Behind the UI, BatLLM now uses a cross-platform Python helper for Ollama lifecycle management. The legacy shell scripts remain as Unix-friendly wrappers around that helper.

Safety

Warning

BatLLM is provided as-is. The Ollama screen operates on your real local Ollama installation.

Caution

If other tools use the same Ollama installation, BatLLM can affect them by starting or stopping the server, downloading models, deleting models, or switching the model BatLLM itself uses.

Destructive or expensive actions are guarded by confirmation prompts where implemented, but the effects are still real:

  • Download Selected downloads a local Ollama model
  • Delete Selected deletes a local Ollama model
  • Start Ollama and Stop Ollama control the configured local service

Screens At A Glance

Home

The home screen is where players:

  • write and submit prompts
  • browse prompt history
  • load and save prompt text
  • start new games
  • open settings, history, and the analyzer

Pressing Esc on the home screen enters the configured exit flow. Depending on the settings, BatLLM may:

  • ask for exit confirmation
  • ask whether to save the session before exit
  • exit immediately

Settings

The settings screen controls:

  • rounds, turns, health, damage, shield size, and step length
  • independent vs shared model contexts
  • prompt augmentation
  • Confirm on Exit
  • Prompt to Save on Exit
  • Start Ollama Automatically on BatLLM Launch
  • Stop Ollama Automatically on BatLLM Quit

The button that opens the Ollama screen is labeled Ollama Config.

History

The history screen shows:

  • a compact, per-bot history pane
  • a full session history pane

Save Session exports the current session as analyzer-compatible JSON in the configured saved_sessions_folder. New exports use the BatLLM v2 session envelope and include a per-round gameplay_settings_snapshot, so the analyzer can replay the same game logic later even if the current config has changed.

It currently uses an explicit Back button to return to the home screen.

Game Analyzer

The analyzer is available in two ways:

  • inside BatLLM through the Game Analyzer button on the home screen
  • as a standalone launcher with python run_game_analyzer.py

The analyzer is read-only.

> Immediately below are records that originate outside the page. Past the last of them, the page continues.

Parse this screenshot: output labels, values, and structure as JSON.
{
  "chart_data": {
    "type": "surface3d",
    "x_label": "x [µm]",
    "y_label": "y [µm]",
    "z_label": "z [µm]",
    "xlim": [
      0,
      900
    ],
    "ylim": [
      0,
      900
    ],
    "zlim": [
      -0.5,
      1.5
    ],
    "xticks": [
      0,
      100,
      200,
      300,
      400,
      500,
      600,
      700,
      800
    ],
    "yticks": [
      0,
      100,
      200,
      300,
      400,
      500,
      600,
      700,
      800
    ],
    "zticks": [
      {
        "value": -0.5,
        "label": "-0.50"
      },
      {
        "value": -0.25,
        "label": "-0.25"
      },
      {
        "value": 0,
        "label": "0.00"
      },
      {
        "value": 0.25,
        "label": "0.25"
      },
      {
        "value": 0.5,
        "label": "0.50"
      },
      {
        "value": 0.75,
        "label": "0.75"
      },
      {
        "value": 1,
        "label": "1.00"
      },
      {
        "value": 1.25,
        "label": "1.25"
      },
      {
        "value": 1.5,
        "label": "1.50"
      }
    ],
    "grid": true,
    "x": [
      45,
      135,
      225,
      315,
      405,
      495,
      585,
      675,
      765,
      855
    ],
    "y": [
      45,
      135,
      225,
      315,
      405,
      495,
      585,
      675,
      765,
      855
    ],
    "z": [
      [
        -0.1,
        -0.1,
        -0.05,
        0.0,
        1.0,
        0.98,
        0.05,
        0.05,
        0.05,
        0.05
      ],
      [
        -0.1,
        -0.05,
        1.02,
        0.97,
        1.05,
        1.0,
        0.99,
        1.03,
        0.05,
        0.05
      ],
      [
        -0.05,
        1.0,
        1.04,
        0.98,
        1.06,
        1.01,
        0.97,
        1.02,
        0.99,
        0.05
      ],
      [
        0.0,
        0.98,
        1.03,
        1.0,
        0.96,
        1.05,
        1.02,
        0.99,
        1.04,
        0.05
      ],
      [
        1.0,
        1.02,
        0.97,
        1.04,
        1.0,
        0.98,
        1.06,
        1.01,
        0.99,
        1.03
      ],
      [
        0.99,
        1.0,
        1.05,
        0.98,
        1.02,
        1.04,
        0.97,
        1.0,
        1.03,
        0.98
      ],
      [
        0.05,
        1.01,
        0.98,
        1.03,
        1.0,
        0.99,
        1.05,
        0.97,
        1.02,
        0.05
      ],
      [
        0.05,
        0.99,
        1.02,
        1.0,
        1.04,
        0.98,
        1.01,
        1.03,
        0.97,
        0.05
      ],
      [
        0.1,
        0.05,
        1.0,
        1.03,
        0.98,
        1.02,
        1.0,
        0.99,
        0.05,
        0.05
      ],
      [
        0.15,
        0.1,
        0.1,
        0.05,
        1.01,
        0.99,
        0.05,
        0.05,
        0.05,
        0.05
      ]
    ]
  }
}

It lets you:

  • load one saved session JSON at a time
  • select a game and round from multi-game session files
  • step forward and backward through turn starts and individual plays
  • replay the board state using the saved prompts, ordered plays, and per-round gameplay settings snapshot
  • inspect prompts, raw LLM responses, parsed commands, state diffs, round settings, and replay insights

The analyzer intentionally targets new v2 saved sessions only. Legacy top-level list exports are rejected with a compatibility message instead of being replayed approximately.

Ollama Config

The Ollama screen shows:

  • current Ollama status
  • a multi-line output log
  • install and reinstall controls
  • local model controls
  • remote model controls

For Contributors

If you are working on the codebase rather than using the app, start with CONTRIBUTING.md. That guide now consolidates the developer-facing material that used to be split across configuration, testing, and troubleshooting pages.